Синхронно со мной рвано и шумно выдыхает.
Содрогается.
Закусывает губу.
Уже в следующую секунду мне срывает башню и голос разума, к счастью или к сожалению, так и остаётся не услышанным.
Опрокидываю Ясю на спину. Забираюсь сверху. Набрасываюсь на её рот.
Целую подбородок, тонкую шею.
Засасываю шелковистую кожу. Кусаю. Зализываю.
Девчонка мычит и тихо, но настойчиво просит «ещё». Скребёт ногтями по затылку. Часто дышит.
Спускаюсь ниже. Губами и языком ласкаю грудь идеальной формы и размера. Целую татуировку на рёбрах, впалый живот.
Яськино тело на каждое прикосновение дрожью отзывается.
— Сними, — тянет за свитер, стаскивая.
Снимаю.
Он летит куда-то на пол.
— Сюда, иди сюда ко мне, — зовёт взволнованно.
Иду.
Кожа к коже прислоняемся. Тесно, вплотную.
Опаляем обоюдным жаром. Сращиваемся. Заземляемся.
Попутно намертво присасываемся губами. Снова пробуем друг друга на вкус и подрывает разом все рецепторы.
Фейерверк.
Коротит так, что в башке становится пусто и гулко.
Признаю на хрен: торкает нас друг от друга не по-детски. Всё, что по очереди выдаём, тут же в обратку принимаем визуально и тактильно. Последнее — особенно сильно башню рвёт. Телесный контакт почти болезненный.
Мне чертовски мало. Хочется трогать девчонку постоянно. Штурмовать вожделенные губы до тех пор, пока не станет просить пощады.
Будь моя воля, я сожрал бы её, клянусь.
Она не возражала бы, спорим?
Одурев от чувства вседозволенности, трахаю её ртом.
Совершая языком ритмичные, пошлые движения, прижимаюсь возбуждённым пахом к её бедру. Оглаживаю его ладонью. Нетерпеливо сжимаю круглую, упругую ягодицу. Толкаюсь вперёд, а затем просовываю между нашими телами руку и трогаю девчонку там, где меня, судя по уровню увлажнения, явно очень ждут.
Мысли мгновенно сводятся только к одному примитивному желанию.
— Кирилл, — дёргается, рвано выдохнув, когда начинаю ласкать её пальцами, растирая горячую влагу.
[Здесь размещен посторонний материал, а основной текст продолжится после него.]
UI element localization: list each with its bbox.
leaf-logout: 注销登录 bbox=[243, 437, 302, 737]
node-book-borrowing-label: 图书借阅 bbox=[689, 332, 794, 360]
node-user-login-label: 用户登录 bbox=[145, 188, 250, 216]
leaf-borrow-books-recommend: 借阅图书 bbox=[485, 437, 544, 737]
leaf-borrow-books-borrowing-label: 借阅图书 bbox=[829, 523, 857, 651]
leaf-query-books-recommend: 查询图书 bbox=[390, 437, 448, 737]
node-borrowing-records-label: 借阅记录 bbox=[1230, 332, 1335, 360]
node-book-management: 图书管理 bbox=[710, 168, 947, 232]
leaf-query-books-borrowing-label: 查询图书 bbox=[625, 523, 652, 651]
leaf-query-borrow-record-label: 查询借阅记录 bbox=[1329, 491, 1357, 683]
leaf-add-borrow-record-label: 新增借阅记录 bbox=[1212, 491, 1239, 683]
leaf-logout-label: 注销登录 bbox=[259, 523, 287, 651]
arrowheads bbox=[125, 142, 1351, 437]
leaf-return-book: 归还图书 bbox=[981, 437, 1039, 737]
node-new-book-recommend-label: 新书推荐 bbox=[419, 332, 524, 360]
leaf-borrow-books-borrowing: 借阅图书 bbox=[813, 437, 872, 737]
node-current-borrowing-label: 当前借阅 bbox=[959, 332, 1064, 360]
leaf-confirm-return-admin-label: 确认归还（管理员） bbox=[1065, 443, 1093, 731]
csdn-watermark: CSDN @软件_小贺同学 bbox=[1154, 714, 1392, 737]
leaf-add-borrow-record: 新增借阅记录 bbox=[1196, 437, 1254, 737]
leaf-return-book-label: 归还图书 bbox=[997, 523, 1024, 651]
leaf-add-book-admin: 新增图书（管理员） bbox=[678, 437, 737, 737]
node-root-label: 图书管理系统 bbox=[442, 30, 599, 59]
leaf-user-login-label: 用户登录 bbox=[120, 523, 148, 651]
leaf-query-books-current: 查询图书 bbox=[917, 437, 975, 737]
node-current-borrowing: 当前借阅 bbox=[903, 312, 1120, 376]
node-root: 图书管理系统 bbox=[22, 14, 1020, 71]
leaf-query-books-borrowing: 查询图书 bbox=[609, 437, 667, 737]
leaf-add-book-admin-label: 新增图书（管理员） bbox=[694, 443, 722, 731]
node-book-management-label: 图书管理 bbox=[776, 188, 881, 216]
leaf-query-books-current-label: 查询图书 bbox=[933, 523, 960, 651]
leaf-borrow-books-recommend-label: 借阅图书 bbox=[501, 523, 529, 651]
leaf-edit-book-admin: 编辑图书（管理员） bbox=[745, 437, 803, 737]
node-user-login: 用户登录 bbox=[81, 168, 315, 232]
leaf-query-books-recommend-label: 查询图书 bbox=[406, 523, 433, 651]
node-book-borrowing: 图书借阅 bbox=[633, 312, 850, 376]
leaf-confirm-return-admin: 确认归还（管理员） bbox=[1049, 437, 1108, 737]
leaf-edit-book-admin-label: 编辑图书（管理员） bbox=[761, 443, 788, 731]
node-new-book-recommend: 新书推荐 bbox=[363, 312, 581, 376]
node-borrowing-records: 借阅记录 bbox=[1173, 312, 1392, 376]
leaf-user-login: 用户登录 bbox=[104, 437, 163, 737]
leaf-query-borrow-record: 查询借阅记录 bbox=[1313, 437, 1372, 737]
— Что не так, говори? — отражаю не своим голосом. Севшим и охрипшим.
— Всё… так, — тихонько стонет, и каждый божественно-прекрасный звук отпечатывается в моём мозгу раскалённым клеймом.
— Так?
— Да, — шепчет, выгибаясь навстречу. Зажмуривается.
Пиздец меня штырит оттого, насколько мокрой она ощущается. Мозги плавятся. Разыгравшееся воображение подталкивает к следующему действию.
— Ты… — нервничает и зажимается.
— Просила, чтобы поцеловал, я поцелую. Везде, — сползаю вниз. Развожу её коленки в сторону и…
Яська от первого же движения языком такую чувственную реакцию выдаёт, что впору самому в штаны кончить.
— Пиздец, у тебя тут рай, Бортич.
От всего меня неистово прёт.
Вид, запах, вкус.
Нализываю гладкие складки, как пацан, дорвавшийся до своего первого куни.
Когда на хер вообще возникало желание это сделать?
— Мне… Я… — она бормочет что-то бессвязное.
Улавливаю фоном только «как хорошо». Остальное на слух не поймать, размывается. Да и надо ли?
— С кем-то из них спала? Фотограф? Эмиль? — интересуюсь я мрачно.
Зачем я вообще это спрашиваю?
— Нет. Сказала же, нарочно перед тобой его поцеловала, — раздражается моя фурия.
— Может, ты ещё что-то нарочно сделала.
Цокает языком.
— Лучше продолжай и не порть момент, Дымницкий. Пока всё идёт как надо. Даже лучше, чем представлялось.
— Спасибо за похвалу, — усмехаюсь и возвращаюсь к своему увлекательному занятию.
Прерванный процесс запускаем по новой. Оба быстро заводимся до критической отметки и вот я уже чувствую, что она близка к своему финалу.
Нет, не торопись. Я тебя догоню.
С трудом от неё оторвавшись, щёлкаю пряжкой ремня. Снимаю джинсы вместе с трусами. Достаю из тумбочки резинку.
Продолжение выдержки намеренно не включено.